Définir des objectifs

Grâce à ses jeux de figuration et à ses tactiques d’atténuation (c’est ainsi qu’est souvent interprété le zoomorphisme des personnages), la littérature de jeunesse permet de prendre en charge des questions métaphysiques telles que Dieu, le temps ou la mort, et de mettre à distance, en les reléguant dans l’imaginaire, des situations aussi tragiques que l’abandon, la pauvreté ou la guerre. Elle serait alors le lieu idéal pour aborder de grandes questions sociétales, philosophiques et anthropologiques.
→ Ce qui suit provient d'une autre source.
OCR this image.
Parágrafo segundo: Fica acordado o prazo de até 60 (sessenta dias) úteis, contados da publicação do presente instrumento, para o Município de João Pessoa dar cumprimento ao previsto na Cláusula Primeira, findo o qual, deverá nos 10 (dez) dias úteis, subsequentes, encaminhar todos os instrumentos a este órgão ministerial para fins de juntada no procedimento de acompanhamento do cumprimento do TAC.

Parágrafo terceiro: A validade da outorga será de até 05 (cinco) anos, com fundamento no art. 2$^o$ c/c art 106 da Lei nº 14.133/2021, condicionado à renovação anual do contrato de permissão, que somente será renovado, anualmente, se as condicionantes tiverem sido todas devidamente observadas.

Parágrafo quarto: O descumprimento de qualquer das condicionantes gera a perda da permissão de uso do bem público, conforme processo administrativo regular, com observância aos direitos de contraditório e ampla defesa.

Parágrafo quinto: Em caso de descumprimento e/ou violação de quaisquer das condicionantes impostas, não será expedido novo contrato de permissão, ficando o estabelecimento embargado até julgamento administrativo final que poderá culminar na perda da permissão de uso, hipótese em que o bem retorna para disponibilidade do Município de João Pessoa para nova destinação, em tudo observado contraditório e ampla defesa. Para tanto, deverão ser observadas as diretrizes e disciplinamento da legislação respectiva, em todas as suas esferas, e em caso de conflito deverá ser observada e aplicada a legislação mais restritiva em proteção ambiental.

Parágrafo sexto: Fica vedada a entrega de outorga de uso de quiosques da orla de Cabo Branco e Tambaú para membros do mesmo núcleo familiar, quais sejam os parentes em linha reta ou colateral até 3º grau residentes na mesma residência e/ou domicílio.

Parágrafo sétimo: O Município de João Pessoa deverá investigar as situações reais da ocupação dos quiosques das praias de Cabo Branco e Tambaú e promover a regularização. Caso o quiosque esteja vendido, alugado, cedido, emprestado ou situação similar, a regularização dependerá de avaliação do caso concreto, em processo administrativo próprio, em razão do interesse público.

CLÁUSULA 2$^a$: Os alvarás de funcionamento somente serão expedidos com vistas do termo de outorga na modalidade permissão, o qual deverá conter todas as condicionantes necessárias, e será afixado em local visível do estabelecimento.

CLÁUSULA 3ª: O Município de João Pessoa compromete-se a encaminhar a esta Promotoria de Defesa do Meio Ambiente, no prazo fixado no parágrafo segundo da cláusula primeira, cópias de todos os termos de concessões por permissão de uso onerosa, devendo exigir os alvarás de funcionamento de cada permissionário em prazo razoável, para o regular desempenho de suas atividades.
Pour autant, la littérature de jeunesse peut-elle parler de tout ? Même si elle intègre de plus en plus des sujets de société importants suscitant des réactions vives sur la scène publique (comme, ces dernières années, l’homoparentalité ou la question des sans-papiers et des « migrants »), certains thèmes restent rarement traités. La loi du 16 juillet 1949 sur les publications destinées à la jeunesse engendre une censure de fait, et des effets d’autocensure, chez les prescripteur·rice·s, les auteur·rice·s et les éditeur·rice·s. À l’inverse, la scolarisation de la littérature de jeunesse dans le cadre de l’Éducation morale et civique (EMC) engendre des phénomènes d’instrumentalisation de la littérature (parfois dès le projet d’écriture), qui se voit chargée de répondre à des questions de société (le vivre ensemble, la laïcité, la violence…), voire d’aider à les résoudre. Cette instrumentalisation correspond parfois à une demande plus générale des éducateur·rice·s, notamment des parents, qui utilisent les livres pour la jeunesse comme véhicules d’un discours qu’il·elle·s souhaitent tenir à l’enfant.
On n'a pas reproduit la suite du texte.